I've been in Thailand for a week now, the first half in Ayuthaya and since then moving north to Lopburi, Phitsanolok, and now Lampang. I'll take a short train ride on to Chiang Mai tomorrow ( July 1 ) and likely spend about a week there before going even further north - to Mai Sai, on the border with Burma, with a side trip to Mae Salong village high in the mountains. It's been a lazy week with no real 'high points' ( I didn't expect or want any - I've been avoiding tourist 'hot spots' ) but I've enjoyed every day, taking long walks around whatever town I'm in and stopping in local street markets, Buddhist temples, and cafes where Thais seem to be hanging out. That said, it's been a bit TOO low-key perhaps - because of where I've been and the fact that it's the 'low season' now for tourism, I haven't met any other travelers at all to talk with at any length or do things with. The guest houses I've stayed in so far have been empty, or all but.

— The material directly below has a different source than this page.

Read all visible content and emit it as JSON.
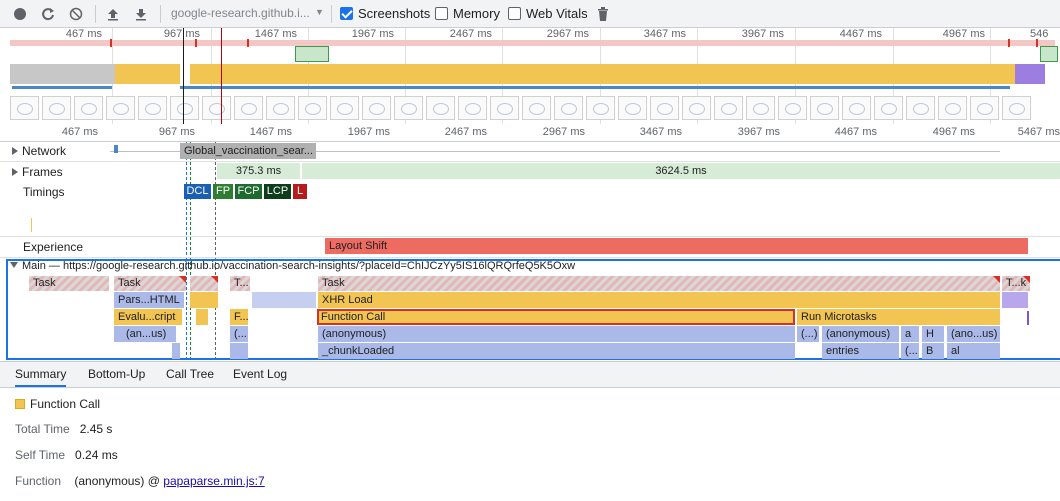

I'd expected to be enduring extreme heat and to be sitting inside a lot waiting for the rain to stop. Neither has been true so far, for which I'm very grateful. Most days have been overcast and a bit breezy. Still, I'm feeling a need to conserve energy; I still walk miles and miles, but I try to drink more liquids than I used to, walk more slowly and take more breaks. Since I already have so many photos of Thailand from past trips, I'm challenged to get new ones that are different or better, which is fine - I try to observe directly instead of through my camera viewfinder. It means I don't censor what catches my eye through those very selective and unfortunate filters of 'would this make an interesting shot?' and 'can my camera capture this?' For example I've noticed lots more birds than ever before - thousands of cranes and herons in the rice fields especially.
After ten months of always being the focus of special attention in Indonesia - as the only foreigner around - it's great to be seen as 'just another tourist'. Heads don't turn when people catch sight of me and no one is calling out 'Hello, mister!' every twenty meters as I walk. As a result, I don't feel that constant pressure to keep a smile plastered on my face even if I'm worn out and my mind is wandering.
Overall I'm feeling very, very relaxed and not surprisingly am sleeping better and 'breathing easier' ( literally as well as figuratively ) than I have in many months - which is perfect since my #1 goal for this month is simply to 'clear my head' before returning to the US and whatever may come up next in my life.